Shape and Substance: Dual-Layer Side-Channel Attacks on Local Vision-Language Models

TL;DR

This paper uncovers a dual-layer side-channel attack on local vision-language models that exploits dynamic preprocessing to infer sensitive input details, highlighting security vulnerabilities in on-device AI systems.

Contribution

It introduces a novel dual-layer attack framework exploiting execution-time and cache contention signals on dynamic preprocessing models, and discusses mitigation strategies with their trade-offs.

Findings

Attack reliably fingerprints input geometry using execution-time variations.

Cache contention profiling distinguishes between dense and sparse visual content.

Mitigation via constant-work padding incurs significant performance overhead.

Abstract

On-device Vision-Language Models (VLMs) promise data privacy via local execution.
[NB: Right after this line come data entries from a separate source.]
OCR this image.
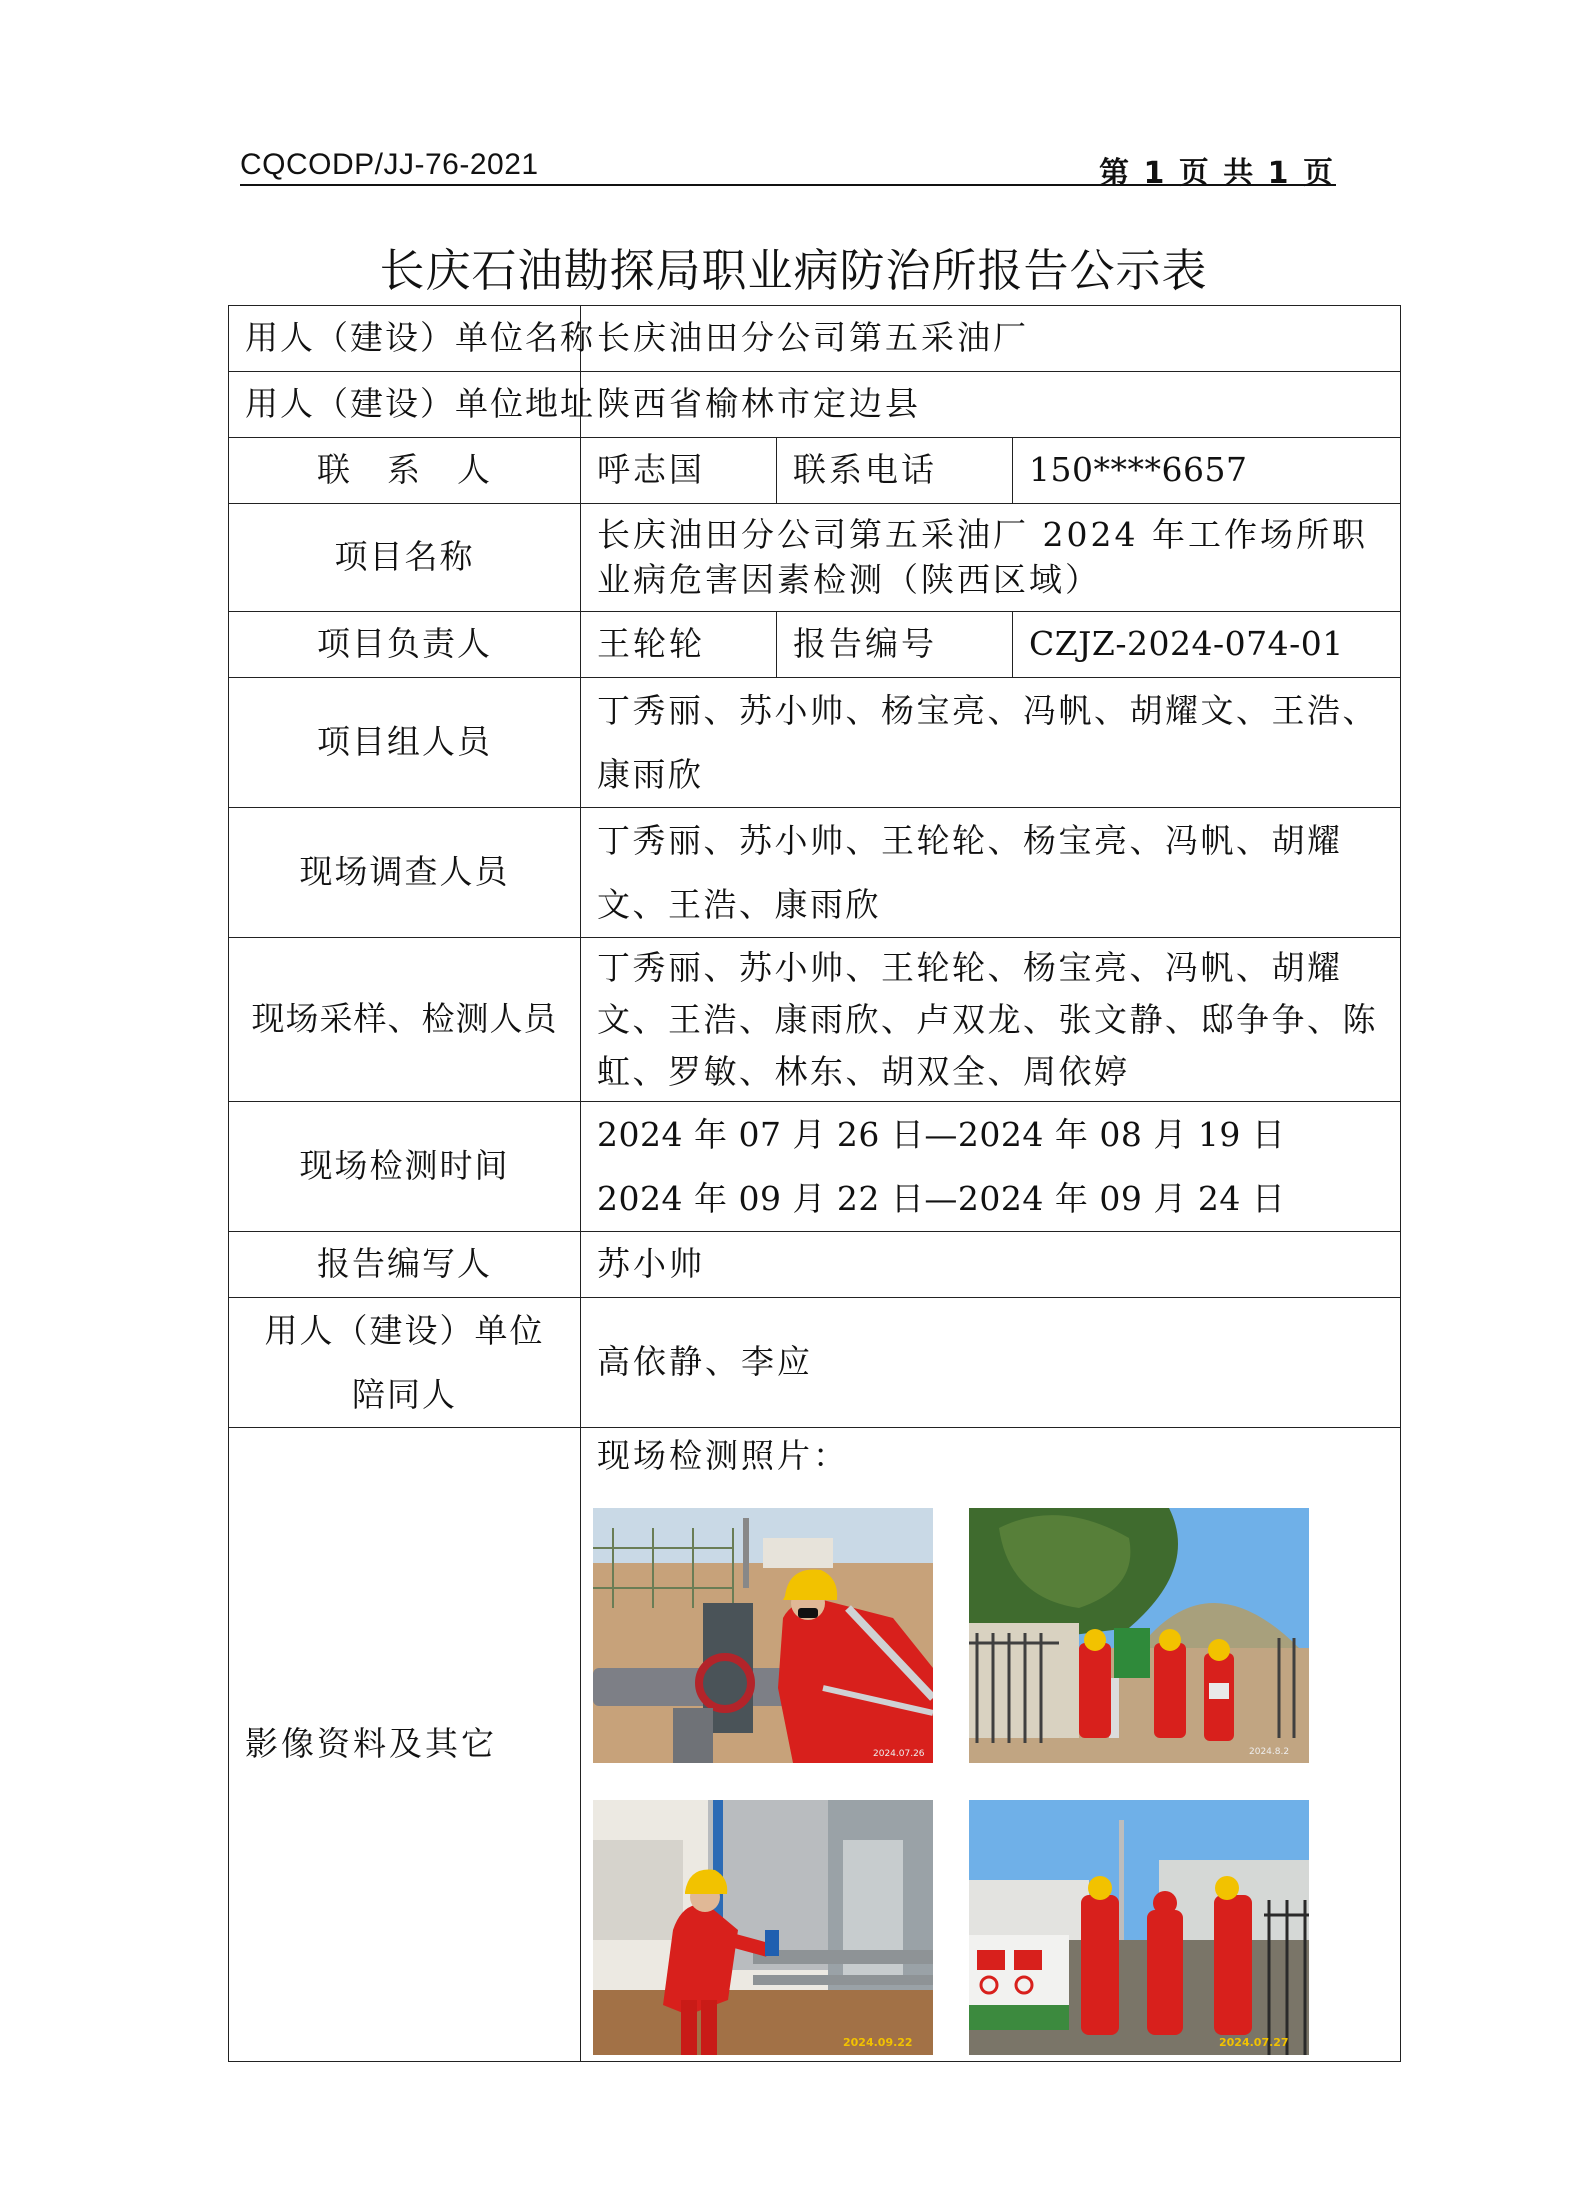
CQCODP/JJ-76-2021	第 1 页 共 1 页
长庆石油勘探局职业病防治所报告公示表
用人（建设）单位名称	长庆油田分公司第五采油厂		
用人（建设）单位地址	陕西省榆林市定边县		
联　系　人	呼志国	联系电话	150****6657
项目名称	长庆油田分公司第五采油厂 2024 年工作场所职业病危害因素检测（陕西区域）		
项目负责人	王轮轮	报告编号	CZJZ-2024-074-01
项目组人员	丁秀丽、苏小帅、杨宝亮、冯帆、胡耀文、王浩、康雨欣		
现场调查人员	丁秀丽、苏小帅、王轮轮、杨宝亮、冯帆、胡耀文、王浩、康雨欣		
现场采样、检测人员	丁秀丽、苏小帅、王轮轮、杨宝亮、冯帆、胡耀文、王浩、康雨欣、卢双龙、张文静、邸争争、陈虹、罗敏、林东、胡双全、周依婷		
现场检测时间	2024 年 07 月 26 日—2024 年 08 月 19 日
2024 年 09 月 22 日—2024 年 09 月 24 日		

报告编写人	苏小帅		
用人（建设）单位陪同人	高依静、李应		
影像资料及其它	现场检测照片：
2024.07.26 2024.8.2
2024.09.22 2024.07.27		
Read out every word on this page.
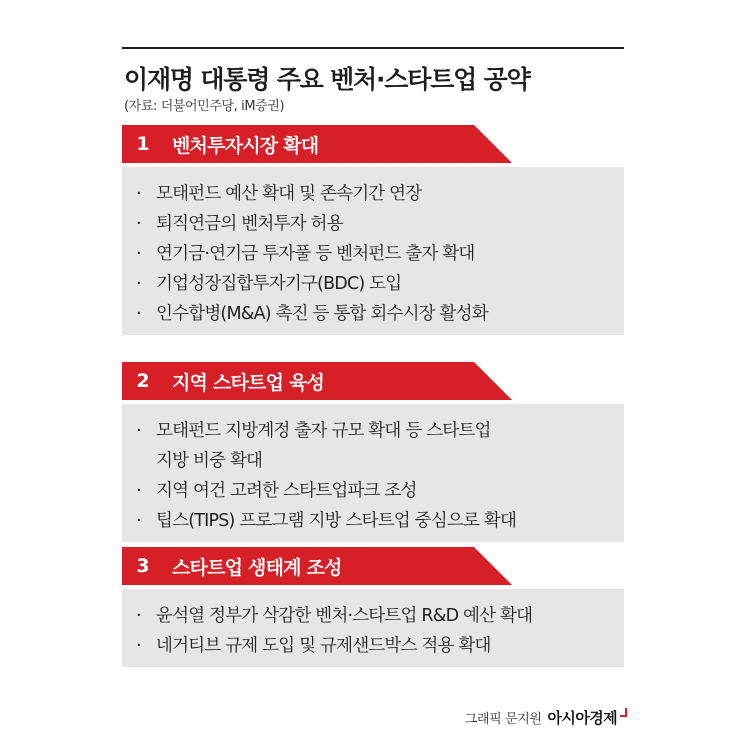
이재명 대통령 주요 벤처·스타트업 공약
(자료: 더불어민주당, iM증권)
1	벤처투자시장 확대
· 모태펀드 예산 확대 및 존속기간 연장
· 퇴직연금의 벤처투자 허용
· 연기금·연기금 투자풀 등 벤처펀드 출자 확대
· 기업성장집합투자기구(BDC) 도입
· 인수합병(M&A) 촉진 등 통합 회수시장 활성화
2	지역 스타트업 육성
· 모태펀드 지방계정 출자 규모 확대 등 스타트업
지방 비중 확대
· 지역 여건 고려한 스타트업파크 조성
· 팁스(TIPS) 프로그램 지방 스타트업 중심으로 확대
3	스타트업 생태계 조성
· 윤석열 정부가 삭감한 벤처·스타트업 R&D 예산 확대
· 네거티브 규제 도입 및 규제샌드박스 적용 확대
그래픽 문지원 아시아경제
However, we show that the architectural shift toward Dynamic High-Resolution preprocessing (e.g., AnyRes) introduces an inherent algorithmic side-channel. Unlike static models, dynamic preprocessing decomposes images into a variable number of patches based on their aspect ratio, creating workload-dependent inputs. We demonstrate a dual-layer attack framework against local VLMs. In Tier 1, an unprivileged attacker can exploit significant execution-time variations using standard unprivileged OS metrics to reliably fingerprint the input's geometry. In Tier 2, by profiling Last-Level Cache (LLC) contention, the attacker can resolve semantic ambiguity within identical geometries, distinguishing between visually dense (e.g., medical X-rays) and sparse (e.g., text documents) content. By evaluating state-of-the-art models such as LLaVA-NeXT and Qwen2-VL, we show that combining these signals enables reliable inference of privacy-sensitive contexts. Finally, we analyze the security engineering trade-offs of mitigating this vulnerability, reveal substantial performance overhead with constant-work padding, and propose practical design recommendations for secure Edge AI deployments.